Guest Speaker: Dr. Kevin St. Martin
10/31, 3:30 - 4:30, AUST 434
Title: Revealing Fishing Community Precarity and the Foundations of Environmental Justice
Abstract:
Longstanding calls for environmental justice are only now being enacted within agencies responsible for fisheries management in the United States. This turn in policy foregrounds impacts upon the livelihoods and wellbeing of marginalized populations under conditions of precipitous industrial and climate change. Where the focus of management has long been the maximization of harvest, there is now a mandate to assess uneven and inequitable outcomes as experienced by fishing communities. This turn in fisheries policy implementation resonates with recently established policies and practices globally, such as the FAO’s Voluntary Guidelines for Securing Sustainable Small-Scale Fisheries in the Context of Food Security and Poverty Eradication.
The inclusion of environmental justice within fisheries policy in the U.S., and globally, will, however, require new metrological frameworks designed to make visible a range of “underserved communities” and to trace, over time, the impacts of not only government policy and practice, but also the uneven impacts of environmental change.

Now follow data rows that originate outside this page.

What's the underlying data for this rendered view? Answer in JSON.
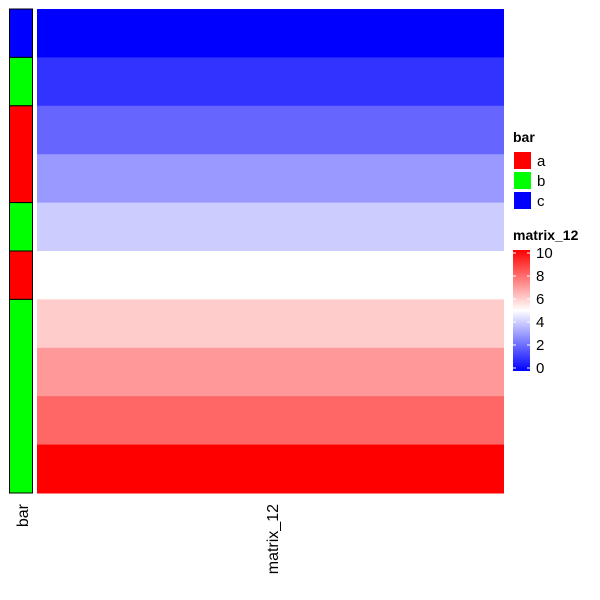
{
  "chart_data": {
    "type": "heatmap",
    "column_labels": [
      "matrix_12"
    ],
    "annotation_name": "bar",
    "rows": [
      {
        "bar": "c",
        "value": 0
      },
      {
        "bar": "b",
        "value": 1
      },
      {
        "bar": "a",
        "value": 2
      },
      {
        "bar": "a",
        "value": 3
      },
      {
        "bar": "b",
        "value": 4
      },
      {
        "bar": "a",
        "value": 5
      },
      {
        "bar": "b",
        "value": 6
      },
      {
        "bar": "b",
        "value": 7
      },
      {
        "bar": "b",
        "value": 8
      },
      {
        "bar": "b",
        "value": 10
      }
    ],
    "annotation_legend": {
      "title": "bar",
      "items": [
        {
          "label": "a",
          "color": "#ff0000"
        },
        {
          "label": "b",
          "color": "#00ff00"
        },
        {
          "label": "c",
          "color": "#0000ff"
        }
      ]
    },
    "color_legend": {
      "title": "matrix_12",
      "ticks": [
        "0",
        "2",
        "4",
        "6",
        "8",
        "10"
      ],
      "range": [
        0,
        10
      ],
      "colors": {
        "low": "#0000ff",
        "mid": "#ffffff",
        "high": "#ff0000"
      }
    }
  }
}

A research project in the Northeast of the U.S. is building metrics that document and map the precarious conditions and struggles for survival of fishing communities which had been made invisible by hegemonic accountings and metrics. These statistical and spatial measures of community health and decline, interpreted as indicators of community vulnerability and survival, and increasingly integrated into established institutions of fisheries management, document where and at what scale one might address questions of environmental justice.